Opal comes from the Latin opalus and the Greek opallios. Both have as a root word, ophtha—to see; in this case “to see a change of color.” Like so many other stones, opals come in a variety of colors including pale milky white, black, orange, yellow and red. Opals contain up to 20% of water trapped in silica sediment which explains the wide array of colors. Gemologists have divided opals into five main categories: white or light, black, fire, boulder and crystal or water opal. In the 1890s opals were mined in Australia in the semi-arid area called the “outback” and now account for 97% of all opals sold throughout the world.
Because opals are known for showing flashes of the colors of the rainbow, Bedouin tribes in ancient times believed these stones contained lightning and during thunderstorms they fell from the sky.
Ancient Greeks believed people who possessed these gems were given the gift of prophecy and were protected from disease.
Romans valued opals and gave the stone the name “a child as beautiful as love.” They believed wearing opals symbolized hope, purity and love.

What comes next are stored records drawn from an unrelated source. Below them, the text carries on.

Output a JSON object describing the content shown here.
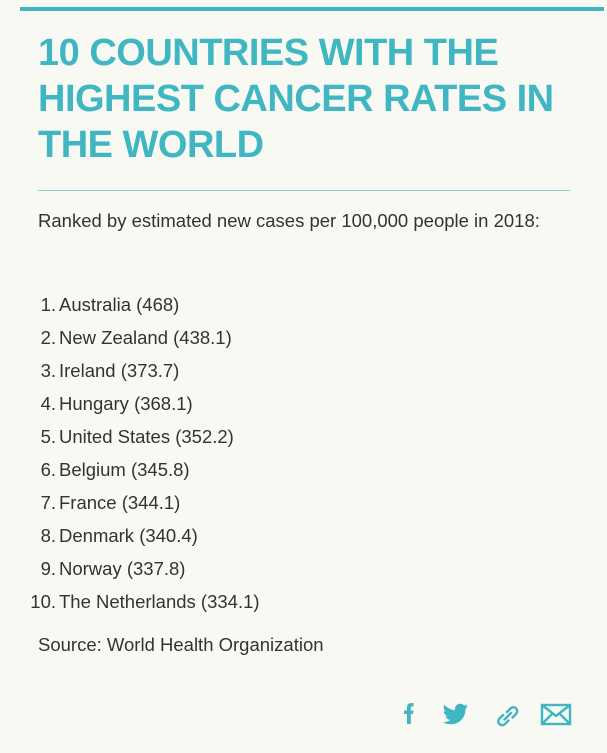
{
  "header": {
    "title": "10 COUNTRIES WITH THE HIGHEST CANCER RATES IN THE WORLD",
    "subtitle": "Ranked by estimated new cases per 100,000 people in 2018:"
  },
  "list": [
    {
      "rank": "1.",
      "text": "Australia (468)"
    },
    {
      "rank": "2.",
      "text": "New Zealand (438.1)"
    },
    {
      "rank": "3.",
      "text": "Ireland (373.7)"
    },
    {
      "rank": "4.",
      "text": "Hungary (368.1)"
    },
    {
      "rank": "5.",
      "text": "United States (352.2)"
    },
    {
      "rank": "6.",
      "text": "Belgium (345.8)"
    },
    {
      "rank": "7.",
      "text": "France (344.1)"
    },
    {
      "rank": "8.",
      "text": "Denmark (340.4)"
    },
    {
      "rank": "9.",
      "text": "Norway (337.8)"
    },
    {
      "rank": "10.",
      "text": "The Netherlands (334.1)"
    }
  ],
  "source": "Source: World Health Organization"
}
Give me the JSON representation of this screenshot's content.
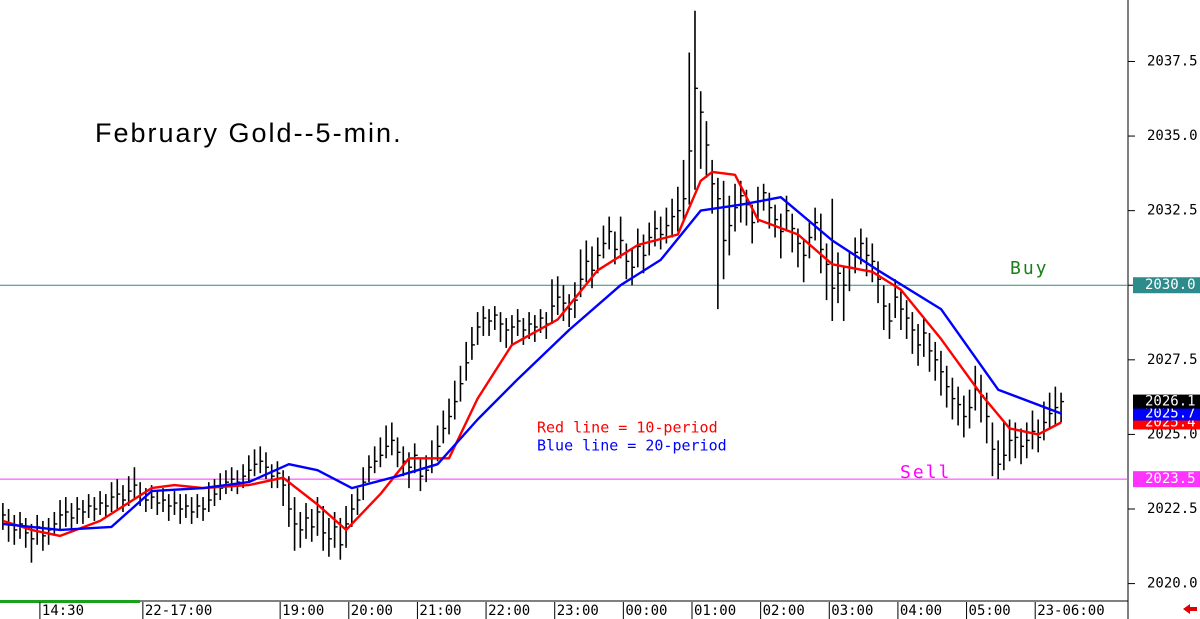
{
  "chart_data": {
    "type": "hlc",
    "title": "February Gold--5-min.",
    "bar_color": "#000000",
    "xlim": [
      -0.5,
      196.7
    ],
    "xticks": [
      {
        "value": 7,
        "label": "14:30"
      },
      {
        "value": 25,
        "label": "22-17:00"
      },
      {
        "value": 49,
        "label": "19:00"
      },
      {
        "value": 61,
        "label": "20:00"
      },
      {
        "value": 73,
        "label": "21:00"
      },
      {
        "value": 85,
        "label": "22:00"
      },
      {
        "value": 97,
        "label": "23:00"
      },
      {
        "value": 109,
        "label": "00:00"
      },
      {
        "value": 121,
        "label": "01:00"
      },
      {
        "value": 133,
        "label": "02:00"
      },
      {
        "value": 145,
        "label": "03:00"
      },
      {
        "value": 157,
        "label": "04:00"
      },
      {
        "value": 169,
        "label": "05:00"
      },
      {
        "value": 181,
        "label": "23-06:00"
      }
    ],
    "ylim": [
      2019.45,
      2039.56
    ],
    "yticks": [
      {
        "value": 2020,
        "label": "2020.0"
      },
      {
        "value": 2022.5,
        "label": "2022.5"
      },
      {
        "value": 2025,
        "label": "2025.0"
      },
      {
        "value": 2027.5,
        "label": "2027.5"
      },
      {
        "value": 2030,
        "label": "2030.0"
      },
      {
        "value": 2032.5,
        "label": "2032.5"
      },
      {
        "value": 2035,
        "label": "2035.0"
      },
      {
        "value": 2037.5,
        "label": "2037.5"
      }
    ],
    "high": [
      2022.7,
      2022.5,
      2022.3,
      2022.4,
      2022.2,
      2022.0,
      2022.3,
      2022.1,
      2022.2,
      2022.4,
      2022.8,
      2022.9,
      2022.7,
      2022.9,
      2022.8,
      2023.0,
      2022.9,
      2023.1,
      2023.0,
      2023.4,
      2023.5,
      2023.3,
      2023.6,
      2023.9,
      2023.4,
      2023.2,
      2023.3,
      2023.1,
      2023.2,
      2023.0,
      2023.1,
      2023.0,
      2023.0,
      2022.9,
      2023.0,
      2022.9,
      2023.4,
      2023.5,
      2023.7,
      2023.8,
      2023.9,
      2023.8,
      2024.0,
      2024.3,
      2024.5,
      2024.6,
      2024.4,
      2024.0,
      2024.1,
      2023.8,
      2023.6,
      2022.9,
      2022.4,
      2022.7,
      2022.5,
      2022.9,
      2022.6,
      2022.2,
      2022.4,
      2022.2,
      2022.6,
      2023.0,
      2023.2,
      2023.9,
      2024.3,
      2024.6,
      2024.9,
      2025.3,
      2025.4,
      2024.9,
      2024.6,
      2024.4,
      2024.7,
      2024.2,
      2024.3,
      2024.8,
      2025.3,
      2025.8,
      2026.2,
      2026.8,
      2027.3,
      2028.1,
      2028.6,
      2029.1,
      2029.3,
      2029.2,
      2029.3,
      2029.1,
      2028.9,
      2029.0,
      2029.2,
      2028.9,
      2029.1,
      2029.0,
      2029.2,
      2029.1,
      2030.2,
      2030.3,
      2030.0,
      2029.7,
      2030.1,
      2031.2,
      2031.5,
      2031.3,
      2031.6,
      2032.0,
      2032.3,
      2031.8,
      2032.3,
      2031.4,
      2031.2,
      2031.9,
      2031.7,
      2032.1,
      2032.5,
      2032.3,
      2032.6,
      2032.9,
      2033.3,
      2034.2,
      2037.8,
      2039.2,
      2036.5,
      2035.5,
      2034.2,
      2033.6,
      2033.5,
      2033.0,
      2033.4,
      2033.5,
      2033.2,
      2032.7,
      2033.3,
      2033.4,
      2033.1,
      2032.7,
      2032.4,
      2033.0,
      2032.4,
      2031.9,
      2031.5,
      2032.1,
      2032.6,
      2032.4,
      2031.4,
      2032.9,
      2031.1,
      2030.6,
      2031.1,
      2031.6,
      2031.9,
      2031.6,
      2031.4,
      2030.8,
      2030.0,
      2029.4,
      2030.2,
      2029.8,
      2029.5,
      2029.1,
      2028.7,
      2028.9,
      2028.4,
      2028.1,
      2027.8,
      2027.3,
      2026.9,
      2026.6,
      2026.3,
      2026.5,
      2027.3,
      2027.0,
      2026.4,
      2025.4,
      2024.8,
      2025.4,
      2025.5,
      2025.4,
      2025.2,
      2025.4,
      2025.8,
      2025.5,
      2026.1,
      2026.4,
      2026.6,
      2026.4
    ],
    "low": [
      2021.8,
      2021.4,
      2021.3,
      2021.5,
      2021.2,
      2020.7,
      2021.3,
      2021.1,
      2021.3,
      2021.6,
      2021.8,
      2021.9,
      2021.8,
      2022.0,
      2022.0,
      2022.2,
      2022.1,
      2022.3,
      2022.2,
      2022.4,
      2022.5,
      2022.4,
      2022.6,
      2022.8,
      2022.6,
      2022.4,
      2022.5,
      2022.3,
      2022.4,
      2022.1,
      2022.3,
      2022.0,
      2022.2,
      2022.0,
      2022.2,
      2022.1,
      2022.4,
      2022.6,
      2022.8,
      2023.0,
      2023.1,
      2023.0,
      2023.2,
      2023.4,
      2023.6,
      2023.7,
      2023.5,
      2023.2,
      2023.2,
      2022.6,
      2021.9,
      2021.1,
      2021.2,
      2021.5,
      2021.4,
      2021.6,
      2021.1,
      2020.9,
      2021.2,
      2020.8,
      2021.2,
      2021.9,
      2022.3,
      2022.8,
      2023.4,
      2023.7,
      2023.9,
      2024.2,
      2024.3,
      2023.9,
      2023.6,
      2023.2,
      2023.7,
      2023.1,
      2023.4,
      2023.7,
      2024.1,
      2024.7,
      2025.0,
      2025.5,
      2026.1,
      2026.8,
      2027.5,
      2028.0,
      2028.3,
      2028.3,
      2028.5,
      2028.1,
      2027.9,
      2028.0,
      2028.3,
      2028.0,
      2028.2,
      2028.1,
      2028.4,
      2028.2,
      2028.7,
      2029.0,
      2028.8,
      2028.6,
      2028.9,
      2029.6,
      2030.1,
      2029.9,
      2030.4,
      2030.9,
      2031.2,
      2030.7,
      2030.9,
      2030.2,
      2030.0,
      2030.6,
      2030.4,
      2031.0,
      2031.3,
      2031.2,
      2031.4,
      2031.6,
      2031.8,
      2032.2,
      2032.7,
      2033.2,
      2033.9,
      2033.6,
      2032.4,
      2029.2,
      2030.2,
      2031.0,
      2031.8,
      2032.1,
      2032.0,
      2031.4,
      2032.1,
      2032.5,
      2031.9,
      2031.6,
      2030.9,
      2031.8,
      2031.1,
      2030.6,
      2030.1,
      2030.9,
      2031.5,
      2030.4,
      2029.5,
      2028.8,
      2029.4,
      2028.8,
      2029.8,
      2030.4,
      2030.7,
      2030.3,
      2030.1,
      2029.4,
      2028.5,
      2028.2,
      2028.9,
      2028.5,
      2028.2,
      2027.7,
      2027.3,
      2027.6,
      2027.1,
      2026.8,
      2026.3,
      2025.9,
      2025.5,
      2025.3,
      2024.9,
      2025.2,
      2025.8,
      2025.4,
      2024.7,
      2023.6,
      2023.5,
      2023.8,
      2024.1,
      2024.2,
      2024.0,
      2024.2,
      2024.5,
      2024.4,
      2024.8,
      2025.2,
      2025.3,
      2025.4
    ],
    "close": [
      2022.3,
      2022.0,
      2021.8,
      2022.0,
      2021.7,
      2021.5,
      2021.9,
      2021.6,
      2021.8,
      2022.0,
      2022.3,
      2022.4,
      2022.2,
      2022.5,
      2022.4,
      2022.6,
      2022.5,
      2022.7,
      2022.6,
      2022.9,
      2023.0,
      2022.8,
      2023.1,
      2023.3,
      2023.0,
      2022.8,
      2022.9,
      2022.7,
      2022.8,
      2022.6,
      2022.7,
      2022.5,
      2022.6,
      2022.4,
      2022.6,
      2022.5,
      2022.8,
      2023.0,
      2023.2,
      2023.4,
      2023.5,
      2023.4,
      2023.6,
      2023.8,
      2024.0,
      2024.1,
      2023.9,
      2023.6,
      2023.7,
      2023.3,
      2022.5,
      2022.0,
      2021.8,
      2022.2,
      2021.9,
      2022.4,
      2021.7,
      2021.5,
      2021.9,
      2021.3,
      2022.0,
      2022.5,
      2022.8,
      2023.4,
      2023.9,
      2024.1,
      2024.3,
      2024.6,
      2024.8,
      2024.4,
      2024.1,
      2023.9,
      2024.3,
      2023.6,
      2023.8,
      2024.2,
      2024.6,
      2025.2,
      2025.6,
      2026.1,
      2026.7,
      2027.4,
      2028.0,
      2028.6,
      2028.9,
      2028.8,
      2029.0,
      2028.7,
      2028.5,
      2028.6,
      2028.8,
      2028.5,
      2028.7,
      2028.6,
      2028.9,
      2028.7,
      2029.3,
      2029.6,
      2029.4,
      2029.2,
      2029.5,
      2030.2,
      2030.8,
      2030.5,
      2031.0,
      2031.4,
      2031.8,
      2031.2,
      2031.5,
      2030.8,
      2030.6,
      2031.3,
      2031.0,
      2031.6,
      2031.9,
      2031.7,
      2032.0,
      2032.3,
      2032.5,
      2032.9,
      2034.5,
      2036.6,
      2035.8,
      2034.7,
      2033.4,
      2032.9,
      2031.5,
      2032.0,
      2032.6,
      2033.0,
      2032.7,
      2032.1,
      2032.8,
      2033.1,
      2032.6,
      2032.2,
      2031.8,
      2032.5,
      2031.9,
      2031.4,
      2031.0,
      2031.6,
      2032.1,
      2031.2,
      2030.7,
      2029.9,
      2030.4,
      2030.0,
      2030.6,
      2031.1,
      2031.4,
      2031.0,
      2030.8,
      2030.2,
      2029.3,
      2028.8,
      2029.6,
      2029.2,
      2028.9,
      2028.5,
      2028.0,
      2028.4,
      2027.8,
      2027.5,
      2027.1,
      2026.6,
      2026.2,
      2026.0,
      2025.6,
      2025.9,
      2026.5,
      2026.3,
      2025.6,
      2024.5,
      2024.0,
      2024.3,
      2024.8,
      2024.9,
      2024.6,
      2024.8,
      2025.1,
      2024.9,
      2025.4,
      2025.7,
      2025.9,
      2026.1
    ],
    "series": [
      {
        "name": "Red line = 10-period",
        "color": "#ff0000",
        "x": [
          0,
          5,
          10,
          17,
          26,
          30,
          35,
          43,
          49,
          55,
          60,
          66,
          71,
          78,
          83,
          89,
          97,
          104,
          111,
          118,
          122,
          124,
          128,
          132,
          139,
          145,
          152,
          157,
          164,
          171,
          176,
          181,
          185
        ],
        "values": [
          2022.1,
          2021.8,
          2021.6,
          2022.1,
          2023.2,
          2023.3,
          2023.2,
          2023.3,
          2023.55,
          2022.65,
          2021.8,
          2023.0,
          2024.2,
          2024.2,
          2026.2,
          2028.0,
          2028.85,
          2030.5,
          2031.35,
          2031.7,
          2033.5,
          2033.8,
          2033.7,
          2032.2,
          2031.7,
          2030.7,
          2030.45,
          2029.85,
          2028.2,
          2026.35,
          2025.2,
          2025.0,
          2025.4
        ]
      },
      {
        "name": "Blue line = 20-period",
        "color": "#0000ff",
        "x": [
          0,
          10,
          19,
          26,
          35,
          43,
          50,
          55,
          61,
          69,
          76,
          83,
          90,
          99,
          108,
          115,
          122,
          129,
          136,
          145,
          153,
          164,
          174,
          185
        ],
        "values": [
          2022.0,
          2021.8,
          2021.9,
          2023.1,
          2023.2,
          2023.4,
          2024.0,
          2023.8,
          2023.2,
          2023.6,
          2024.0,
          2025.5,
          2026.85,
          2028.5,
          2030.0,
          2030.85,
          2032.5,
          2032.7,
          2032.95,
          2031.5,
          2030.5,
          2029.2,
          2026.5,
          2025.7
        ]
      }
    ],
    "levels": [
      {
        "name": "Buy",
        "value": 2030,
        "label": "2030.0",
        "color": "#2e8b8b",
        "name_color": "#1a7f1a"
      },
      {
        "name": "Sell",
        "value": 2023.5,
        "label": "2023.5",
        "color": "#ff33ff",
        "name_color": "#ff00ff"
      }
    ]
  }
}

There existed the belief that opals could offer wearers therapeutic benefits against eye diseases. Amulets of opal were thought to increase the powers of the mind. Young maidens with blond hair in medieval times believed wearing opals would prevent their hair from becoming dark in color or fading.

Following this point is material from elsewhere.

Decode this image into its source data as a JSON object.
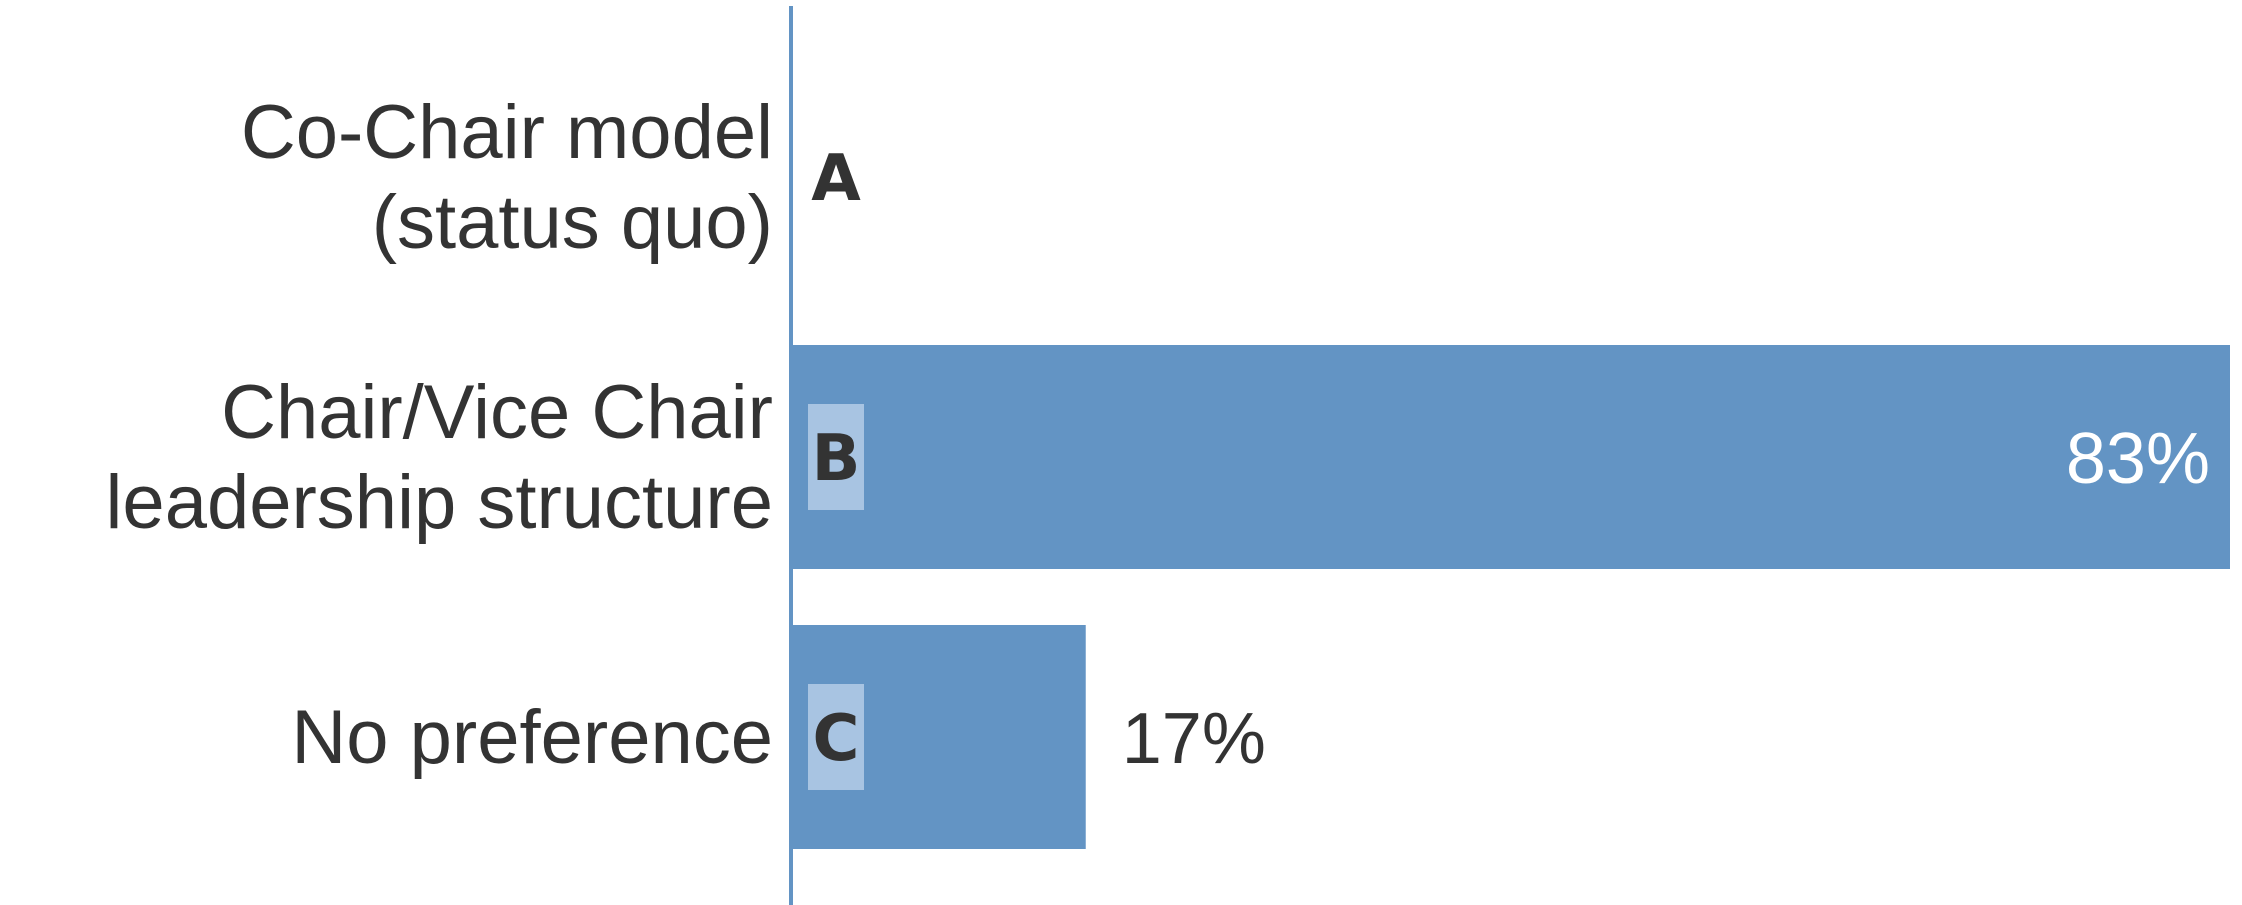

Along with the desire to own opals, superstitions arose that cast these stones in an unfavorable light. In medieval times people believed opals resembled “The Evil Eye” and associated them with cats, snakes and toads. There was the belief witches and sorcerers used black opals to increase their “powers” and cast spells on people. Even today some people believe it is unlucky to wear opals if your birthday is not in October!
No matter how you feel about opals, we appreciate their beauty and dazzling colors. Wear them set in rings, earrings, necklaces and bracelets. We all enjoy mysteries, and the deeper the mysteries surrounding opals, the more precious they become!